This was me in my first trimester... and I ate tons of meat and dairy (I normally am the opposite) I have a very un-scientific theory that whatever you prefer, the pregnancy gods (goddesses) will make you want exactly the opposite in pregnancy.

Fortunately, it changed after my first tri... still eating meat and drinking milk but actually prefer veggies to carbs now. I hope it gets better and you find some veggies you can eat... if not, just take your prenatals and keep the faith.


----------



## BlueIrises (Jul 23, 2006)

Wow, I'm not alone...when I was PG last year with my son I would buy lots of salad stuff and it would just rot in the fridge cause I never made it, just never wanted the taste...here I am 8w PG again and there are all sorts of veggies decomposing in my fridge right now...but unlike last time I really don't want anything...I feel sick all the time although I'm not gagging or throwing up, just my stomach feels weak.

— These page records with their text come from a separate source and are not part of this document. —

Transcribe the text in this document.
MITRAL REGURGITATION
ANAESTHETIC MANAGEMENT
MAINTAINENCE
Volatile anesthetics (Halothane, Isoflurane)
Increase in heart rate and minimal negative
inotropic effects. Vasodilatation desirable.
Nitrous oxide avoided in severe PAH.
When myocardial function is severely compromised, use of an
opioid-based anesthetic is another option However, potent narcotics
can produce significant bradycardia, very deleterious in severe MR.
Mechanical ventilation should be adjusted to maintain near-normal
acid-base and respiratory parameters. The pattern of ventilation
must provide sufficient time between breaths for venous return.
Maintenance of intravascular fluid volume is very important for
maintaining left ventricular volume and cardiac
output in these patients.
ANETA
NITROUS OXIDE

Last time I wanted hot dogs all the time which is totally gross and wasn't something I had eaten in years prior to my PG, probably not since I was a kid...I needed to eat them and mac and cheese several times a week followed by lots of pasta and mashed potatoes...this time nothing looks good, I have a constant gross taste in my mouth and nausea...I wish there was something I wanted and enjoyed...


----------



## roostery (Jan 23, 2004)

When I was pg with DD1 I couldn't stand veggies. And I was a person who ate leafy greens 2-3 times a day.

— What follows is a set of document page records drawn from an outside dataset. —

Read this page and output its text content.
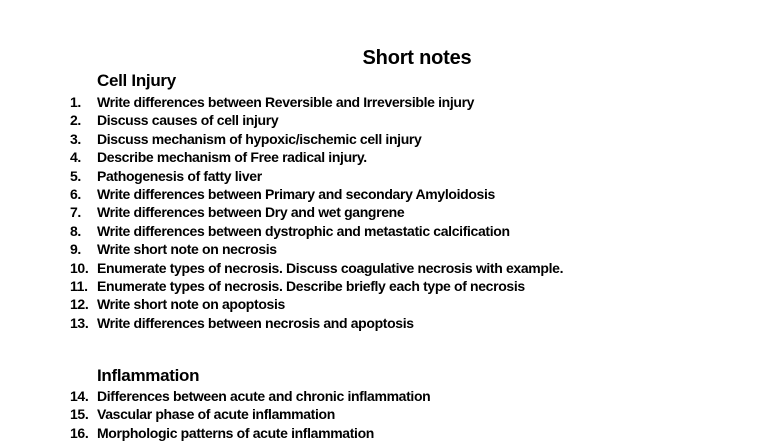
Short notes
Cell Injury
1.	Write differences between Reversible and Irreversible injury
2.	Discuss causes of cell injury
3.	Discuss mechanism of hypoxic/ischemic cell injury
4.	Describe mechanism of Free radical injury.
5.	Pathogenesis of fatty liver
6.	Write differences between Primary and secondary Amyloidosis
7.	Write differences between Dry and wet gangrene
8.	Write differences between dystrophic and metastatic calcification
9.	Write short note on necrosis
10. Enumerate types of necrosis. Discuss coagulative necrosis with example.
11. Enumerate types of necrosis. Describe briefly each type of necrosis
12. Write short note on apoptosis
13. Write differences between necrosis and apoptosis
Inflammation
14. Differences between acute and chronic inflammation
15. Vascular phase of acute inflammation
16. Morphologic patterns of acute inflammation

With DD2 I started out that way and then I ended up skipping my vitamins for a couple days (after throwing them up) and suddenly I was craving kale and collards and nori. I wonder if my body just got enough vitamins and minerals from my pills so my cravings were all for calories.


----------



## steph117 (Jul 12, 2007)

I ate tons of delicious fresh salads & veggies before conceiving, and probably up to about 5 weeks. After that, I suddenly decided that everything green was disgusting - except for lacto-fermented pickles. Those were an ok green! But salad, forget it. Steamed or sauteed greens - forget it! Anything except carrots, pickles or kimchi grossed me out.

That finally passed - I'm back to green veggies (mostly). The aversion passed at week 11-12.

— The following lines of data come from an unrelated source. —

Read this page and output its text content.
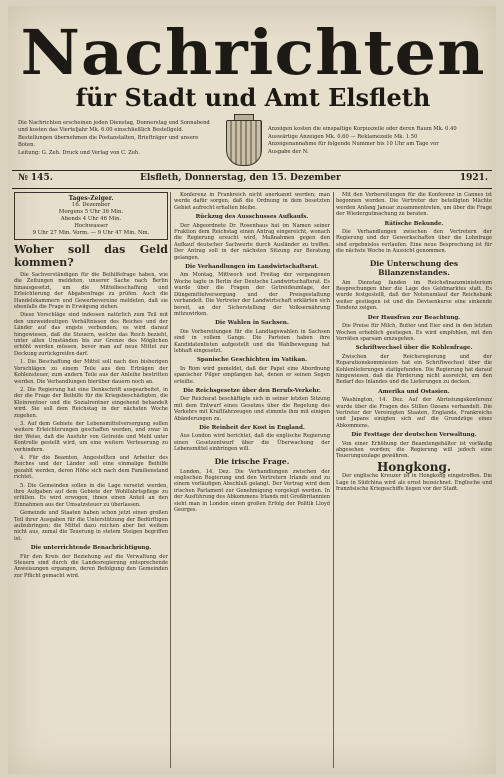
Nachrichten
für Stadt und Amt Elsfleth
Die Nachrichten erscheinen jeden Dienstag, Donnerstag und Sonnabend
und kosten das Vierteljahr Mk. 6.00 einschließlich Bestellgeld.
Bestellungen übernehmen die Postanstalten, Briefträger und unsere Boten.
Leitung: G. Zeh. Druck und Verlag von C. Zeh.
Anzeigen kosten die einspaltige Korpuszeile oder deren Raum Mk. 0.40
Auswärtige Anzeigen Mk. 0.60 — Reklamezeile Mk. 1.50
Anzeigenannahme für folgende Nummer bis 10 Uhr am Tage vor
Ausgabe der N.
№ 145.	Elsfleth, Donnerstag, den 15. Dezember	1921.
Tages-Zeiger.
16. Dezember
Morgens 5 Uhr 36 Min.
Abends 4 Uhr 46 Min.
Hochwasser
9 Uhr 27 Min. Vorm. — 9 Uhr 47 Min. Nm.
Woher soll das Geld kommen?

Die Sachverständigen für die Beihilfefrage haben, wie die Zeitungen meldeten, unserer Sache nach Berlin hinausgesetzt, um die Mittelbeschaffung und Erleichterung der Abgabenfrage zu prüfen. Auch die Handelskammern und Gewerbevereine meldeten, daß sie ebenfalls die Frage in Erwägung ziehen.

Diese Vorschläge sind indessen natürlich zum Teil mit den unzweideutigen Verhältnissen des Reiches und der Länder auf das engste verbunden; es wird darauf hingewiesen, daß die Steuern, welche das Reich bezieht, unter allen Umständen bis zur Grenze des Möglichen erhöht werden müssen, bevor man auf neue Mittel zur Deckung zurückgreifen darf.

1. Die Beschaffung der Mittel soll nach den bisherigen Vorschlägen zu einem Teile aus den Erträgen der Kohlensteuer, zum andern Teile aus der Anleihe bestritten werden. Die Verhandlungen hierüber dauern noch an.

2. Die Regierung hat eine Denkschrift ausgearbeitet, in der die Frage der Beihilfe für die Kriegsbeschädigten, die Kleinrentner und die Sozialrentner eingehend behandelt wird. Sie soll dem Reichstag in der nächsten Woche zugehen.

3. Auf dem Gebiete der Lebensmittelversorgung sollen weitere Erleichterungen geschaffen werden, und zwar in der Weise, daß die Ausfuhr von Getreide und Mehl unter Kontrolle gestellt wird, um eine weitere Verteuerung zu verhindern.

4. Für die Beamten, Angestellten und Arbeiter des Reiches und der Länder soll eine einmalige Beihilfe gezahlt werden, deren Höhe sich nach dem Familienstand richtet.

5. Die Gemeinden sollen in die Lage versetzt werden, ihre Aufgaben auf dem Gebiete der Wohlfahrtspflege zu erfüllen. Es wird erwogen, ihnen einen Anteil an den Einnahmen aus der Umsatzsteuer zu überlassen.

Gemeinde und Staaten haben schon jetzt einen großen Teil ihrer Ausgaben für die Unterstützung der Bedürftigen aufzubringen; die Mittel dazu reichen aber bei weitem nicht aus, zumal die Teuerung in stetem Steigen begriffen ist.

Die unterrichtende Benachrichtigung.

Für den Kreis der Beziehung auf die Verwaltung der Steuern sind durch die Landesregierung entsprechende Anweisungen ergangen, deren Befolgung den Gemeinden zur Pflicht gemacht wird.

Konferenz in Frankreich nicht anerkannt werden; man werde dafür sorgen, daß die Ordnung in dem besetzten Gebiet aufrecht erhalten bleibe.

Rückzug des Ausschusses Aufkaufs.

Der Abgeordnete Dr. Rosenhaus hat im Namen seiner Fraktion dem Reichstag einen Antrag eingereicht, wonach die Regierung ersucht wird, Maßnahmen gegen den Aufkauf deutscher Sachwerte durch Ausländer zu treffen. Der Antrag soll in der nächsten Sitzung zur Beratung gelangen.

Die Verhandlungen im Landwirtschaftsrat.

Am Montag, Mittwoch und Freitag der vergangenen Woche tagte in Berlin der Deutsche Landwirtschaftsrat. Es wurde über die Fragen der Getreideumlage, der Düngemittelversorgung und der Preisgestaltung verhandelt. Die Vertreter der Landwirtschaft erklärten sich bereit, an der Sicherstellung der Volksernährung mitzuwirken.

Die Wahlen in Sachsen.

Die Vorbereitungen für die Landtagswahlen in Sachsen sind in vollem Gange. Die Parteien haben ihre Kandidatenlisten aufgestellt und die Wahlbewegung hat lebhaft eingesetzt.

Spanische Geschichten im Vatikan.

In Rom wird gemeldet, daß der Papst eine Abordnung spanischer Pilger empfangen hat, denen er seinen Segen erteilte.

Die Reichsgesetze über den Berufs-Verkehr.

Der Reichsrat beschäftigte sich in seiner letzten Sitzung mit dem Entwurf eines Gesetzes über die Regelung des Verkehrs mit Kraftfahrzeugen und stimmte ihm mit einigen Abänderungen zu.

Die Reinheit der Kost in England.

Aus London wird berichtet, daß die englische Regierung einen Gesetzentwurf über die Überwachung der Lebensmittel einbringen will.

Die irische Frage.

London, 14. Dez. Die Verhandlungen zwischen der englischen Regierung und den Vertretern Irlands sind zu einem vorläufigen Abschluß gelangt. Der Vertrag wird dem irischen Parlament zur Genehmigung vorgelegt werden. In der Ausführung des Abkommens Irlands mit Großbritannien sieht man in London einen großen Erfolg der Politik Lloyd Georges.

Mit den Vorbereitungen für die Konferenz in Cannes ist begonnen worden. Die Vertreter der beteiligten Mächte werden Anfang Januar zusammentreten, um über die Frage der Wiedergutmachung zu beraten.

Rätische Bekunde.

Die Verhandlungen zwischen den Vertretern der Regierung und der Gewerkschaften über die Lohnfrage sind ergebnislos verlaufen. Eine neue Besprechung ist für die nächste Woche in Aussicht genommen.

Die Unterschung des Bilanzenstandes.

Am Dienstag fanden im Reichsfinanzministerium Besprechungen über die Lage des Geldmarktes statt. Es wurde festgestellt, daß der Notenumlauf der Reichsbank weiter gestiegen ist und die Devisenkurse eine sinkende Tendenz zeigen.

Der Hausfrau zur Beachtung.

Die Preise für Milch, Butter und Eier sind in den letzten Wochen erheblich gestiegen. Es wird empfohlen, mit den Vorräten sparsam umzugehen.

Schriftwechsel über die Kohlenfrage.

Zwischen der Reichsregierung und der Reparationskommission hat ein Schriftwechsel über die Kohlenlieferungen stattgefunden. Die Regierung hat darauf hingewiesen, daß die Förderung nicht ausreicht, um den Bedarf des Inlandes und die Lieferungen zu decken.

Amerika und Ostasien.

Washington, 14. Dez. Auf der Abrüstungskonferenz wurde über die Fragen des Stillen Ozeans verhandelt. Die Vertreter der Vereinigten Staaten, Englands, Frankreichs und Japans einigten sich auf die Grundzüge eines Abkommens.

Die Festtage der deutschen Verwaltung.

Von einer Erhöhung der Beamtengehälter ist vorläufig abgesehen worden; die Regierung will jedoch eine Teuerungszulage gewähren.

Hongkong.

Der englische Kreuzer ist in Hongkong eingetroffen. Die Lage in Südchina wird als ernst bezeichnet. Englische und französische Kriegsschiffe liegen vor der Stadt.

My MW says it's not uncommon for 1st-trimester women to find greens disgusting. I think she said it's because (especially raw) greens are not very easy to digest, with the digestive slowdown - but that most women find that veggies are appealing again starting in the 2nd trimester. et Voila!

I was getting a little worried there, myself...I think thismama's theory is a great one! Our bodies prefer the high-fat nutrient-dense foods while PG. At least, mine does. (Though for a few days there, I thought, "NO MORE MILK! I CAN'T DEAL WITH ANY MORE MILKFAT!" But, that passed too...







)


----------



## splath (May 18, 2007)

I'm with you and I desperately need the veggies for some fiber in my diet








All I've been wanting are carbs and fruit (which are essentially carbs anyway). Even proteins are making me sick to my stomach at the thought of them except for some stupid reason, salami and I'm a vegetarian!! I almost gave in yesterday but talked myself out of it.


----------